Les universités ne vont pas découvrir l'alternance : elles y sont déjà confrontées, pour les études de médecine mais aussi pour l'accueil d'apprentis, et elles prennent en compte dans leurs formations les acquis de la pratique en entreprise ou à l'hôpital. Elles savent donc faire ! Dès lors, le lien entre la pratique et la théorie – entre le stage et l'enseignement disciplinaire – ne devrait pas faire difficulté, même s'il peut être délicat de trouver le bon équilibre, au sein du cursus, entre la formation académique, la préparation du concours et la mise en situation professionnelle. Mais les équipes y travaillent, le comité de suivi y est attentif.
Cependant, un autre problème, plus global, se pose : dans certaines formations, les étudiants de master ont un nombre de cours à suivre et un nombre de compétences à acquérir trop important au regard du nombre d'heures d'enseignement que nous pouvons leur dispenser. Il ne faut donc pas s'attendre à ce qu'ils acquièrent toutes les compétences et connaissances requises au cours de ces deux années : l'important est qu'ils disposent à la fin du master d'un socle et que, pour la suite, les ESPE soient capables de dispenser une formation continue de qualité.
Les universités ont tout à gagner à l'affirmation d'une identité forte des ESPE en leur sein. Pour l'instant, il n'y a qu'une dénomination et un projet en cours de définition, mais que je pense clair, ainsi que la décision de regrouper dans ces écoles des personnels des IUFM, des UFR et de l'éducation nationale. Tout le défi pour les universités va être de rendre ces écoles visibles, au sein d'un dispositif lisible par tous les étudiants. Pour attirer ceux-ci, il est en effet indispensable de mettre en place un cadre clair et stable. Clair : ils doivent savoir quels cursus précis ils devront suivre, où s'inscrire… Stable : tout a changé ces dernières années à l'université comme dans la formation des enseignants, assurée d'abord en totalité dans les IUFM, puis en partie à l'université, de sorte que les étudiants ont du mal à s'y retrouver. Faisons donc cette nouvelle réforme, mais tenons-nous-y ensuite pour longtemps !
La loi relative à l'enseignement supérieur et à la recherche est encore à venir mais, pour rendre plus lisible ce projet d'ESPE, on pourrait envisager de rattacher les ESPE à des établissements qui ne seraient pas des universités mais des communautés universitaires – ainsi dans la région Île-de-France.

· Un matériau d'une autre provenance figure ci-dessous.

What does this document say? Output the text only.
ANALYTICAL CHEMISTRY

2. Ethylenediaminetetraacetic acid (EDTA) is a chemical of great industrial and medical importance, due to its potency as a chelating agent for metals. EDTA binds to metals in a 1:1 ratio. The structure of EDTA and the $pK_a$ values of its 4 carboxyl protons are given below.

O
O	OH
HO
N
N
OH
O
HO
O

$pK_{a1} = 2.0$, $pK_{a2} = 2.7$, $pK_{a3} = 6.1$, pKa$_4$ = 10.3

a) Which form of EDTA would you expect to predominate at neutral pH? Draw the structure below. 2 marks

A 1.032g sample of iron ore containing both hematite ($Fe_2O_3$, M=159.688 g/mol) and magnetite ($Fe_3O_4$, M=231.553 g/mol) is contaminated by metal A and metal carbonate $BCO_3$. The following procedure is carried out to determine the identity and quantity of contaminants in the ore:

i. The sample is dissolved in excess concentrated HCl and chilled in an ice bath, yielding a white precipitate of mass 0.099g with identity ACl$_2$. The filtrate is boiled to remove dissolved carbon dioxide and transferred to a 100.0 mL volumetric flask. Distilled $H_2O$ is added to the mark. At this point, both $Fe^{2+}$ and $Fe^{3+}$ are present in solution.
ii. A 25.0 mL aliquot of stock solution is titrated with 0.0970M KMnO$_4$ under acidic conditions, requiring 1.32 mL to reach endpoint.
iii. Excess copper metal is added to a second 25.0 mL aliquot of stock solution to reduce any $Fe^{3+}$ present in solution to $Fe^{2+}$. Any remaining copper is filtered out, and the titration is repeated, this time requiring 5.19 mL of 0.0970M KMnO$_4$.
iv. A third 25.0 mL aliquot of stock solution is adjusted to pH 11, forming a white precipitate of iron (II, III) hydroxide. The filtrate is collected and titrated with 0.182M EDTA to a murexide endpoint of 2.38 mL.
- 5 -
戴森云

Se pose bien sûr la question des locaux des IUFM, dont il est naturel que les élus se préoccupent. Les universités seraient portées, pour des raisons d'économie et pour simplifier leur gestion, à fermer toutes les antennes locales pour tout regrouper sur leur emprise. D'un autre côté, elles sont également conscientes de leurs missions au service des territoires et des populations : elles doivent contribuer à une élévation générale du niveau de formation et, de ce point de vue, utiliser les locaux des IUFM pourrait être un atout… Mais elles n'ont pas aujourd'hui les moyens de cette territorialisation de la formation et si on veut qu'elles assument cette mission, il faudra donc les leur donner.
L'enseignement est en train de se transformer sous l'effet du développement du numérique et les deux ministères ne peuvent en faire abstraction. Cependant, il ne faut pas céder inconsidérément à une mode et se lancer dans toutes sortes d'expérimentations. Une évaluation de ce qui a été fait me paraît nécessaire, de même que l'élaboration d'un plan digne de ce nom, sur la base de ce bilan.
On a beaucoup médit des personnels des IUFM, mais il faut être clair à leur propos, d'autant qu'ils s'inquiètent légitimement de ce qu'ils vont devenir à partir de septembre : il est exclu de trier entre eux, les universités doivent les intégrer tous dans les ESPE, où ils ont toute leur place.
L'un des intérêts de mettre les ESPE au sein des universités, c'est que les « reçus collés » – comme d'ailleurs les « collés reçus » – pourront facilement se reporter sur d'autres masters, ou même sur d'autres formations que pourraient offrir les ESPE.